MUSEE PICASSO, Paris, Octobre 2016-Février 2017

La confrontation entre Picasso et Giacometti au musée Picasso se révèle très réussie. C’est l’occasion de voir quelques oeuvres des deux artistes peu exposées en provenance du musée Picasso et de la fondation Giacometti, notamment les oeuvres étonnantes, tant peintes que sculptées, des débuts de Giacometti et de sa période surréaliste, peut-être un peu aux dépens des oeuvres les plus emblématiques du sculpteur telles que l’homme qui marche.
Du parcours thématique, j’ai particulièrement retenu la salle consacrée au mort et au vif avec les rapprochements impressionnants de certaines natures mortes au crâne de Picasso ainsi que son crâne en bronze et de la tête sur tige de Giacometti, ou encore le parallèle entre la mort de Casagemas de Picasso, de la période bleue, et celle de Braque dessinée par Giacometti.
La salle consacrée aux muses des artistes, à savoir Dora Maar pour Picasso et Annette pour Giacometti, est également assez éblouissante : elle propose une belle série de portraits peints de Dora Maar à l’huile ou au pastel ainsi qu’un remarquable ensemble de bustes en plâtre ou en bronze d’Annette qui témoigne par la diversité de traitement de l’intensité des recherches du sculpteur…

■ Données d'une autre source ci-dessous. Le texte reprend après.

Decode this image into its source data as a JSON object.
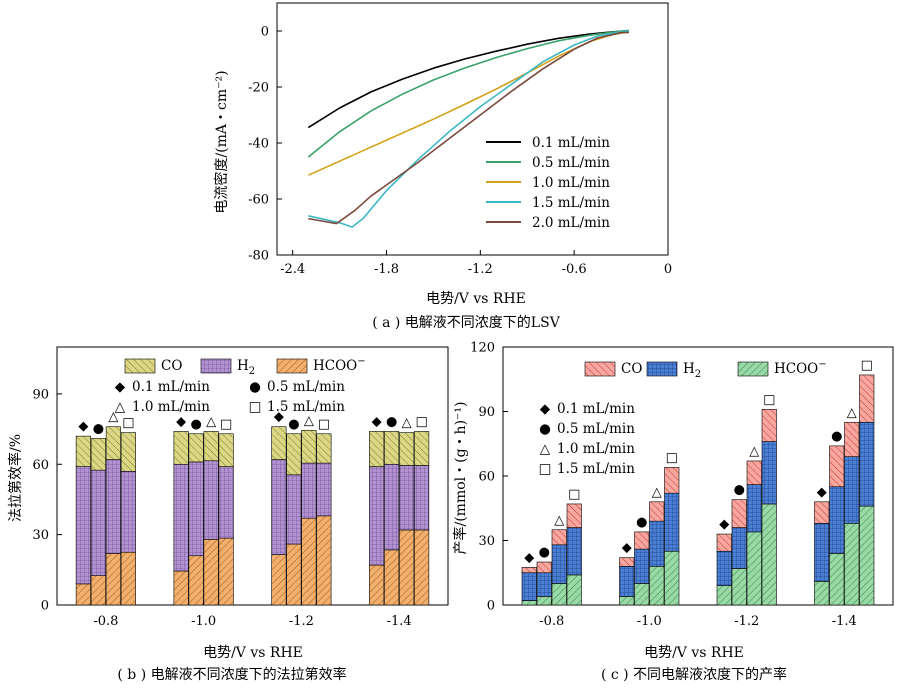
{
  "chart_data": [
    {
      "type": "line",
      "caption": "( a ) 电解液不同浓度下的LSV",
      "xlabel": "电势/V vs RHE",
      "ylabel": "电流密度/(mA・cm⁻²)",
      "xlim": [
        -2.5,
        0
      ],
      "ylim": [
        -80,
        10
      ],
      "xticks": [
        "-2.4",
        "-1.8",
        "-1.2",
        "-0.6",
        "0"
      ],
      "xtick_values": [
        -2.4,
        -1.8,
        -1.2,
        -0.6,
        0
      ],
      "yticks": [
        "0",
        "-20",
        "-40",
        "-60",
        "-80"
      ],
      "ytick_values": [
        0,
        -20,
        -40,
        -60,
        -80
      ],
      "legend_position": "lower-right",
      "series": [
        {
          "name": "0.1 mL/min",
          "color": "#000000",
          "x": [
            -2.3,
            -2.1,
            -1.9,
            -1.7,
            -1.5,
            -1.3,
            -1.1,
            -0.9,
            -0.7,
            -0.5,
            -0.35,
            -0.25
          ],
          "y": [
            -34.5,
            -27.5,
            -21.8,
            -17.2,
            -13.3,
            -10.0,
            -7.2,
            -4.7,
            -2.6,
            -1.1,
            -0.3,
            0.1
          ]
        },
        {
          "name": "0.5 mL/min",
          "color": "#3aa36a",
          "x": [
            -2.3,
            -2.1,
            -1.9,
            -1.7,
            -1.5,
            -1.3,
            -1.1,
            -0.9,
            -0.7,
            -0.5,
            -0.35,
            -0.25
          ],
          "y": [
            -45.0,
            -36.0,
            -28.6,
            -22.6,
            -17.5,
            -13.2,
            -9.5,
            -6.3,
            -3.5,
            -1.5,
            -0.4,
            0.2
          ]
        },
        {
          "name": "1.0 mL/min",
          "color": "#d4a017",
          "x": [
            -2.3,
            -2.1,
            -1.9,
            -1.7,
            -1.5,
            -1.3,
            -1.1,
            -0.9,
            -0.7,
            -0.5,
            -0.35,
            -0.25
          ],
          "y": [
            -51.5,
            -46.5,
            -41.5,
            -36.5,
            -31.5,
            -26.2,
            -20.8,
            -15.0,
            -9.0,
            -3.8,
            -1.2,
            -0.3
          ]
        },
        {
          "name": "1.5 mL/min",
          "color": "#3cb7c4",
          "x": [
            -2.3,
            -2.1,
            -2.02,
            -1.95,
            -1.8,
            -1.6,
            -1.4,
            -1.2,
            -1.0,
            -0.8,
            -0.6,
            -0.45,
            -0.3,
            -0.25
          ],
          "y": [
            -66.0,
            -68.5,
            -70.0,
            -67.0,
            -57.0,
            -46.0,
            -36.0,
            -27.0,
            -19.0,
            -11.0,
            -5.0,
            -1.8,
            -0.3,
            0.0
          ]
        },
        {
          "name": "2.0 mL/min",
          "color": "#7a4a3d",
          "x": [
            -2.3,
            -2.2,
            -2.12,
            -2.0,
            -1.9,
            -1.8,
            -1.6,
            -1.4,
            -1.2,
            -1.0,
            -0.8,
            -0.6,
            -0.45,
            -0.3,
            -0.25
          ],
          "y": [
            -67.0,
            -68.0,
            -68.8,
            -64.0,
            -59.0,
            -55.0,
            -47.0,
            -38.5,
            -30.0,
            -21.5,
            -13.5,
            -6.5,
            -2.5,
            -0.6,
            -0.5
          ]
        }
      ]
    },
    {
      "type": "bar",
      "stacked": true,
      "caption": "( b ) 电解液不同浓度下的法拉第效率",
      "xlabel": "电势/V vs RHE",
      "ylabel": "法拉第效率/%",
      "ylim": [
        0,
        110
      ],
      "yticks": [
        "0",
        "30",
        "60",
        "90"
      ],
      "ytick_values": [
        0,
        30,
        60,
        90
      ],
      "categories": [
        "-0.8",
        "-1.0",
        "-1.2",
        "-1.4"
      ],
      "flow_rates": [
        "0.1 mL/min",
        "0.5 mL/min",
        "1.0 mL/min",
        "1.5 mL/min"
      ],
      "series": [
        {
          "name": "HCOO⁻",
          "values": [
            [
              9,
              12.5,
              22,
              22.5
            ],
            [
              14.5,
              21,
              28,
              28.5
            ],
            [
              21.5,
              26,
              37,
              38
            ],
            [
              17,
              23.5,
              32,
              32
            ]
          ]
        },
        {
          "name": "H2",
          "values": [
            [
              50,
              45,
              40,
              34.5
            ],
            [
              45.5,
              40,
              33.5,
              30.5
            ],
            [
              40.5,
              29.5,
              23.5,
              22.5
            ],
            [
              42,
              36.5,
              27.5,
              27.5
            ]
          ]
        },
        {
          "name": "CO",
          "values": [
            [
              13,
              13.5,
              14,
              16.5
            ],
            [
              14,
              12,
              12.5,
              14
            ],
            [
              14,
              17.5,
              14,
              12.5
            ],
            [
              15,
              14,
              14,
              14.5
            ]
          ]
        }
      ],
      "legend": {
        "products": [
          {
            "name_main": "CO",
            "name_sub": "",
            "name_sup": "",
            "color": "#cfca6a"
          },
          {
            "name_main": "H",
            "name_sub": "2",
            "name_sup": "",
            "color": "#b292d1"
          },
          {
            "name_main": "HCOO",
            "name_sub": "",
            "name_sup": "−",
            "color": "#f2b06e"
          }
        ],
        "markers": [
          {
            "symbol": "◆",
            "label": "0.1 mL/min"
          },
          {
            "symbol": "●",
            "label": "0.5 mL/min"
          },
          {
            "symbol": "△",
            "label": "1.0 mL/min"
          },
          {
            "symbol": "□",
            "label": "1.5 mL/min"
          }
        ]
      }
    },
    {
      "type": "bar",
      "stacked": true,
      "caption": "( c ) 不同电解液浓度下的产率",
      "xlabel": "电势/V vs RHE",
      "ylabel": "产率/(mmol・(g・h)⁻¹)",
      "ylim": [
        0,
        120
      ],
      "yticks": [
        "0",
        "30",
        "60",
        "90",
        "120"
      ],
      "ytick_values": [
        0,
        30,
        60,
        90,
        120
      ],
      "categories": [
        "-0.8",
        "-1.0",
        "-1.2",
        "-1.4"
      ],
      "flow_rates": [
        "0.1 mL/min",
        "0.5 mL/min",
        "1.0 mL/min",
        "1.5 mL/min"
      ],
      "series": [
        {
          "name": "HCOO⁻",
          "values": [
            [
              2,
              4,
              10,
              14
            ],
            [
              4,
              10,
              18,
              25
            ],
            [
              9,
              17,
              34,
              47
            ],
            [
              11,
              24,
              38,
              46
            ]
          ]
        },
        {
          "name": "H2",
          "values": [
            [
              13,
              11,
              18,
              22
            ],
            [
              14,
              16,
              21,
              27
            ],
            [
              16,
              19,
              22,
              29
            ],
            [
              27,
              31,
              31,
              39
            ]
          ]
        },
        {
          "name": "CO",
          "values": [
            [
              2.5,
              5,
              7,
              11
            ],
            [
              4,
              8,
              9,
              12
            ],
            [
              8,
              13,
              11,
              15
            ],
            [
              10,
              19,
              16,
              22
            ]
          ]
        }
      ],
      "legend": {
        "products": [
          {
            "name_main": "CO",
            "name_sub": "",
            "name_sup": "",
            "color": "#f2938a"
          },
          {
            "name_main": "H",
            "name_sub": "2",
            "name_sup": "",
            "color": "#4a7fd4"
          },
          {
            "name_main": "HCOO",
            "name_sub": "",
            "name_sup": "−",
            "color": "#8bd39a"
          }
        ],
        "markers": [
          {
            "symbol": "◆",
            "label": "0.1 mL/min"
          },
          {
            "symbol": "●",
            "label": "0.5 mL/min"
          },
          {
            "symbol": "△",
            "label": "1.0 mL/min"
          },
          {
            "symbol": "□",
            "label": "1.5 mL/min"
          }
        ]
      }
    }
  ]
}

Il en est de même de la superbe mise en relation de la toile « l’ombre » de Picasso et de « l’homme qui marche » de Giacometti…l’ombre qui se dessine dans la toile pourrait être celle du marcheur, anonyme, sombre, fin, de longs bras pendant le long du corps. Quant à la salle dédiée au retour du réalisme chez les deux artistes à travers notamment la thématique animale, elle propose d’autres rencontres improbables et cependant efficaces telles celles du chat et du chien longilignes de Giacometti et de la chèvre composite de Picasso.

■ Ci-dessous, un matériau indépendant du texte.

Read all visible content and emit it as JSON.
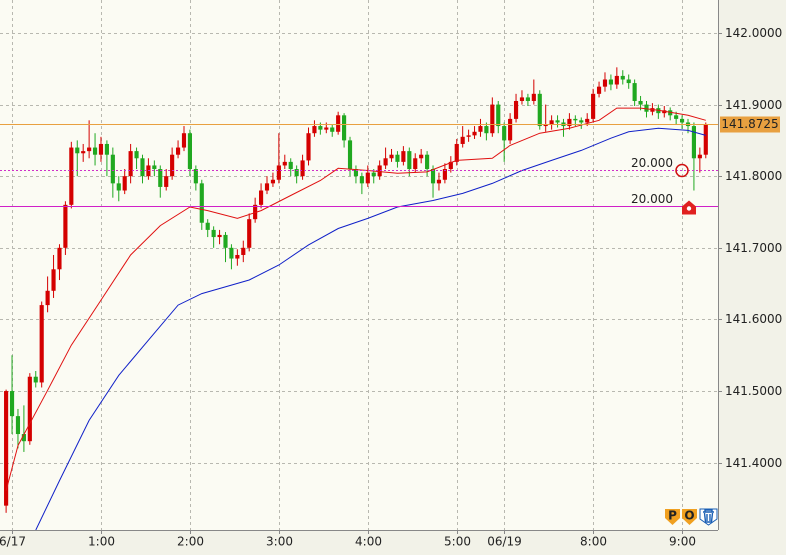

Les rapprochements formels et techniques fonctionnent très bien, qu’il s’agisse des autoportraits, de la pratique du dessin sur des feuilles de journal par les deux artistes, de la femme égorgée de Giacometti voisinant avec des toiles des années 1930 de Picasso où les membres des corps sur la plage semblent pareillement déstructurés, des objets surréalistes de Giacometti confrontés à certains collages ou formes à plat de Picasso, de l’influence des arts premiers sur les deux artistes ou encore de la confrontation de leurs groupes sculptés, à savoir les sculptures aux allures de totem des « baigneurs » de Picasso face à « la forêt » de Giacometti etc. Certes, le style de Giacometti se détache rapidement de l’influence de Picasso et s’affirme d’une grande singularité avec son travail sur le socle et l’affinement, l’effacement progressif du corps, la trituration de la matière mais les parallèles thématiques demeurent pertinents tout au long de l’exposition. A voir!